Paper ID: 2406.09262
Flexible Heteroscedastic Count Regression with Deep Double Poisson Networks
Spencer Young, Porter Jenkins, Lonchao Da, Jeff Dotson, Hua Wei
Neural networks that can produce accurate, input-conditional uncertainty representations are critical for real-world applications. Recent progress on heteroscedastic continuous regression has shown great promise for calibrated uncertainty quantification on complex tasks, like image regression. However, when these methods are applied to discrete regression tasks, such as crowd counting, ratings prediction, or inventory estimation, they tend to produce predictive distributions with numerous pathologies.
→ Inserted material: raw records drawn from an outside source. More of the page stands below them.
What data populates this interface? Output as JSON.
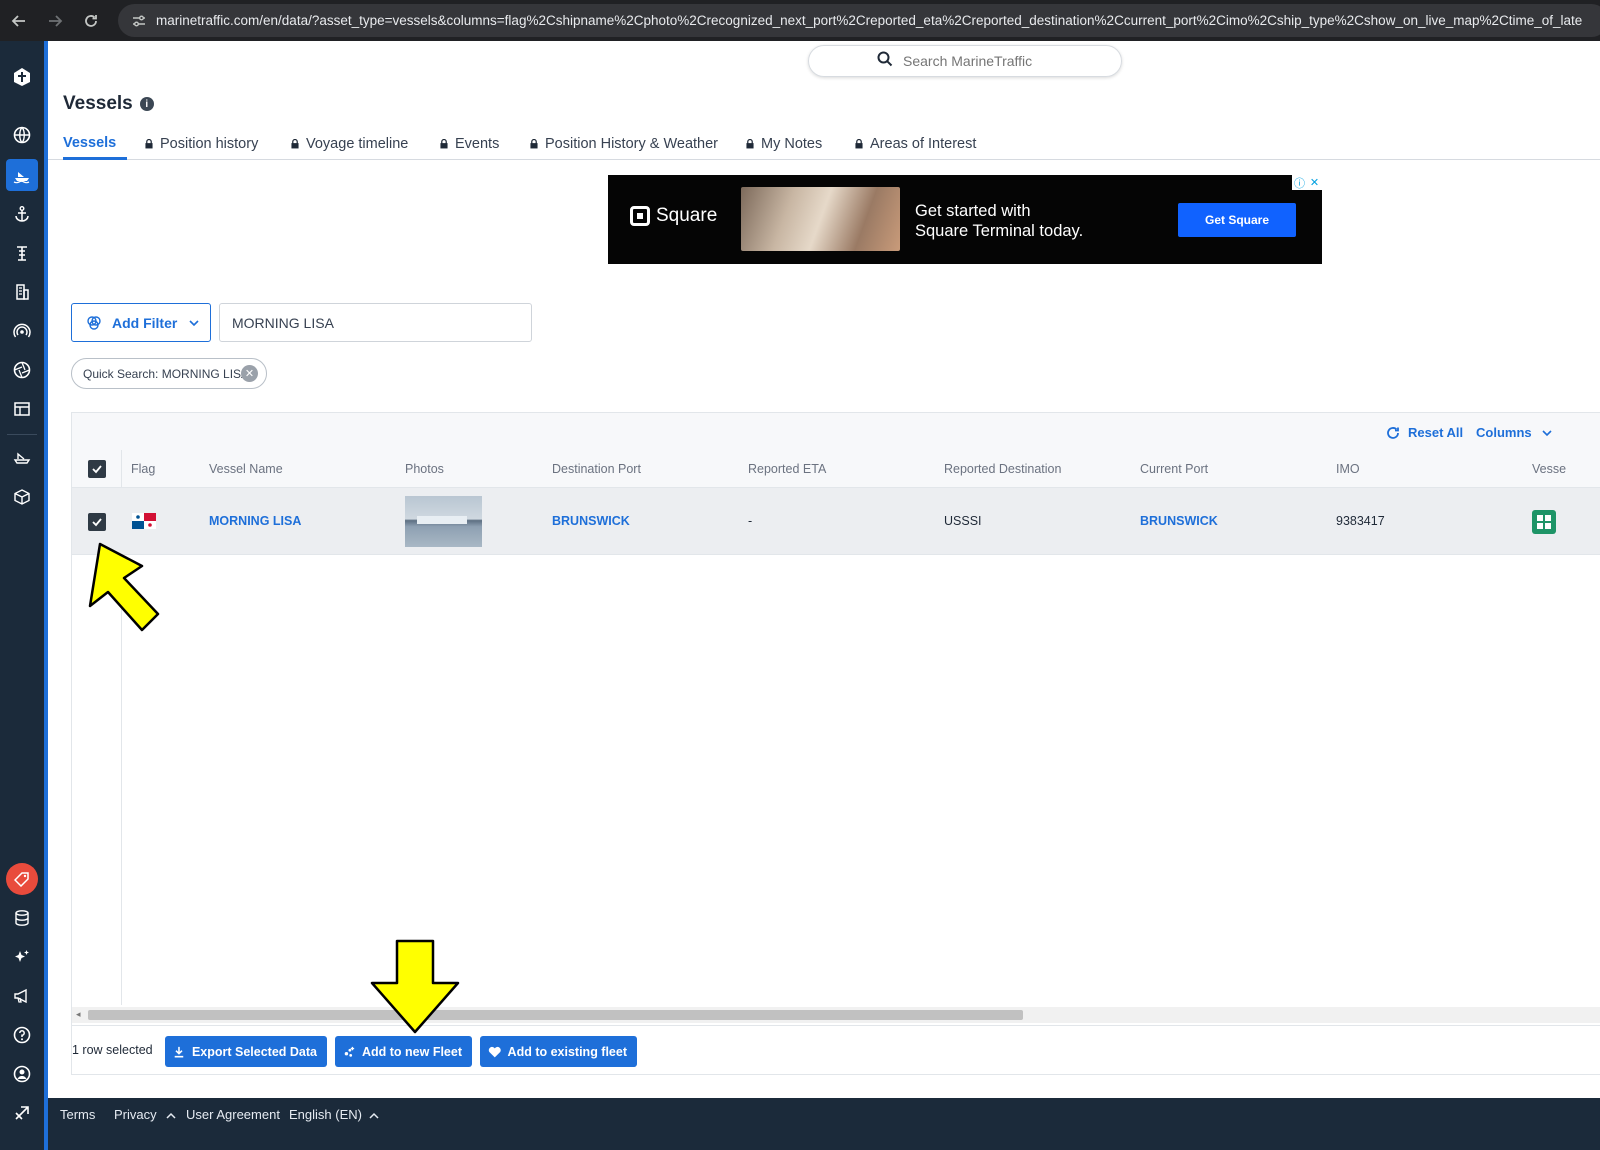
{
  "browser": {
    "url": "marinetraffic.com/en/data/?asset_type=vessels&columns=flag%2Cshipname%2Cphoto%2Crecognized_next_port%2Creported_eta%2Creported_destination%2Ccurrent_port%2Cimo%2Cship_type%2Cshow_on_live_map%2Ctime_of_late"
  },
  "search": {
    "placeholder": "Search MarineTraffic"
  },
  "page": {
    "title": "Vessels",
    "info": "i"
  },
  "tabs": [
    {
      "label": "Vessels"
    },
    {
      "label": "Position history"
    },
    {
      "label": "Voyage timeline"
    },
    {
      "label": "Events"
    },
    {
      "label": "Position History & Weather"
    },
    {
      "label": "My Notes"
    },
    {
      "label": "Areas of Interest"
    }
  ],
  "ad": {
    "brand": "Square",
    "headline_line1": "Get started with",
    "headline_line2": "Square Terminal today.",
    "cta": "Get Square"
  },
  "filters": {
    "add_filter_label": "Add Filter",
    "query_value": "MORNING LISA",
    "chip_label": "Quick Search: MORNING LISA"
  },
  "grid": {
    "toolbar": {
      "reset_label": "Reset All",
      "columns_label": "Columns"
    },
    "columns": [
      "Flag",
      "Vessel Name",
      "Photos",
      "Destination Port",
      "Reported ETA",
      "Reported Destination",
      "Current Port",
      "IMO",
      "Vesse"
    ],
    "rows": [
      {
        "vessel_name": "MORNING LISA",
        "destination_port": "BRUNSWICK",
        "reported_eta": "-",
        "reported_destination": "USSSI",
        "current_port": "BRUNSWICK",
        "imo": "9383417"
      }
    ],
    "footer": {
      "selected_text": "1 row selected",
      "export_label": "Export Selected Data",
      "add_new_fleet_label": "Add to new Fleet",
      "add_existing_fleet_label": "Add to existing fleet"
    }
  },
  "footer": {
    "terms": "Terms",
    "privacy": "Privacy",
    "user_agreement": "User Agreement",
    "language": "English (EN)"
  },
  "colors": {
    "accent": "#1e6fd9",
    "rail": "#1b2a3a",
    "annotation_arrow": "#ffff00"
  }
}
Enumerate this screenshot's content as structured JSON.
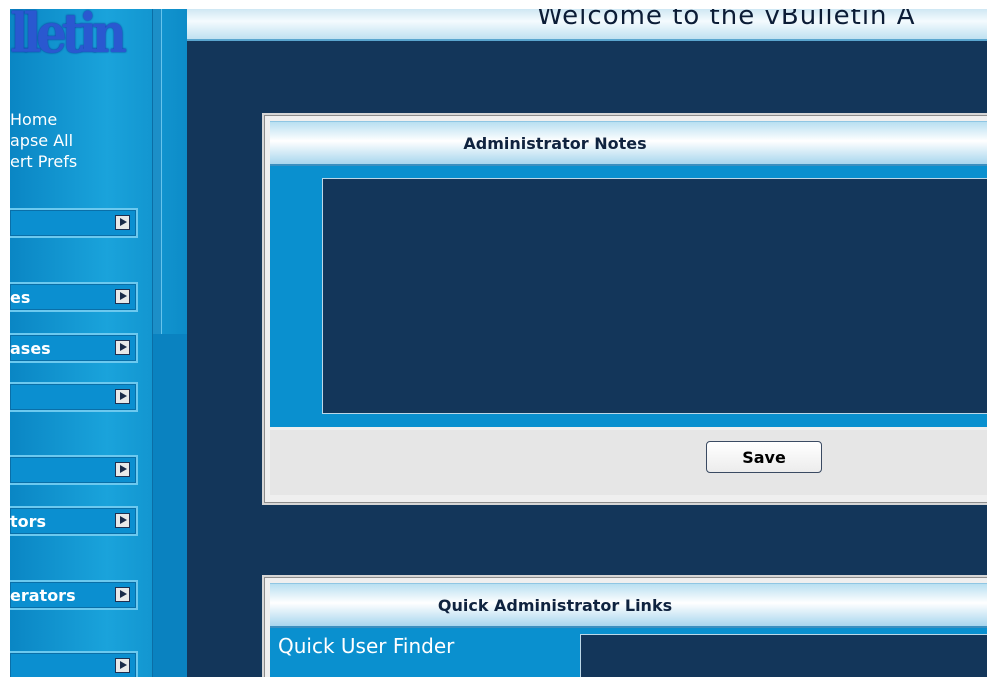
{
  "sidebar": {
    "logo_fragment": "lletin",
    "top_links": [
      "Home",
      "apse All",
      "ert Prefs"
    ],
    "nav_items": [
      {
        "label": ""
      },
      {
        "label": "es"
      },
      {
        "label": "ases"
      },
      {
        "label": ""
      },
      {
        "label": ""
      },
      {
        "label": "tors"
      },
      {
        "label": "erators"
      },
      {
        "label": ""
      }
    ]
  },
  "header": {
    "welcome": "Welcome to the vBulletin A"
  },
  "notes_panel": {
    "title": "Administrator Notes",
    "notes_value": "",
    "save_label": "Save"
  },
  "links_panel": {
    "title": "Quick Administrator Links",
    "user_finder_label": "Quick User Finder",
    "user_finder_value": ""
  },
  "colors": {
    "page_bg": "#13365a",
    "sidebar_bg": "#0a86c4",
    "panel_bg": "#efefef",
    "panel_body": "#0a90cf"
  }
}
Moreover, discrete models based on the Generalized Linear Model (GLM) framework either cannot process complex input or are not fully heterosedastic. To address these issues we propose the Deep Double Poisson Network (DDPN). In contrast to networks trained to minimize Gaussian negative log likelihood (NLL), discrete network parameterizations (i.e., Poisson, Negative binomial), and GLMs, DDPN can produce discrete predictive distributions of arbitrary flexibility. Additionally, we propose a technique to tune the prioritization of mean fit and probabilistic calibration during training. We show DDPN 1) vastly outperforms existing discrete models; 2) meets or exceeds the accuracy and flexibility of networks trained with Gaussian NLL; 3) produces proper predictive distributions over discrete counts; and 4) exhibits superior out-of-distribution detection. DDPN can easily be applied to a variety of count regression datasets including tabular, image, point cloud, and text data.